Science Passion

During our summer holidays, while we were lying on the beach soaked in sunscreen, physics teacher Mr Francis Bryden was in cold wintry Europe.
In 2006 Mr Bryden was granted a scholarship to travel to Europe and investigate the teaching of IT and Physics in schools in Britain.
He left for the UK in January to attend the Association of Science Educators Conference in Birmingham.

"There were more than 3500 people at the conference. Teachers from all over the UK as well as international delegates. It was so big, there were 30 or 40 different events taking place so you had to prioritize what you wanted to see," he says.
While attending the conference, Mr Bryden found St Cuthbert's lived up to its international reputation as a great College.
"I was expecting to see lots of new things that would be highly innovative, but apart from a handful of schools it seemed that we were ahead in terms of development.
Not many schools used IT to the extent we do, they actually seemed to be a bit behind. It was good to see us doing so well on an international scale."

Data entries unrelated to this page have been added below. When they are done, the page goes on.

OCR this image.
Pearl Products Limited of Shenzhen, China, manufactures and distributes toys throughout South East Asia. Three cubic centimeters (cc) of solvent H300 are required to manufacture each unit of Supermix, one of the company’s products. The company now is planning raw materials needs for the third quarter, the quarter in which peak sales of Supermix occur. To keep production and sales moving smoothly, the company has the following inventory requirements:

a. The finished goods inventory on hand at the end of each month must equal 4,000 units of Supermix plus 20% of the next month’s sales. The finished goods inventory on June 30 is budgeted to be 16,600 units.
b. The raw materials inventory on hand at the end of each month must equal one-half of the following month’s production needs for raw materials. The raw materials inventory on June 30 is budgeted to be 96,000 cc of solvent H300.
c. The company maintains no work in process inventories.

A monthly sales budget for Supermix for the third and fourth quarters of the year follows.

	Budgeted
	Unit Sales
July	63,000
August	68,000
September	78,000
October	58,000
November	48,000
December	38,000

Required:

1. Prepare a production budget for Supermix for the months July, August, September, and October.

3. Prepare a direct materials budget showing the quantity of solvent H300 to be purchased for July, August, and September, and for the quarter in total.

After the UK, Mr Bryden traveled to Geneva to visit the Conseil Européen pour la Recherche Nucléaire (European Council for Nuclear Research) or more commonly known as CERN.
The main function of CERN is to provide the particle accelerators and other infrastructure needed for high energy physics research. Numerous experiments have been constructed at CERN by international collaborations of scientists.
CERN has almost 3000 full-time employees. Some 6500 scientists and engineers representing 500 universities and 80 nationalities, about half of the world's particle physics community, work on experiments conducted at CERN.
"It was absolutely incredible. The particle accelerator is huge and it's designed to accelerate protons and make them collide. The particles that are produced from the collision would be the particles that existed seconds after the big bang. We went into a viewing chamber where you could see this happening, it was bigger than Clouston Hall."
While in Geneva, Mr Bryden also visited the International School of Geneva, which has three campuses and more than 3000 students, to see how physics was taught in a European country.

College Ties August 2007

 

Mr Francis Bryden inside one of the experiment chambers at CERN in Geneva.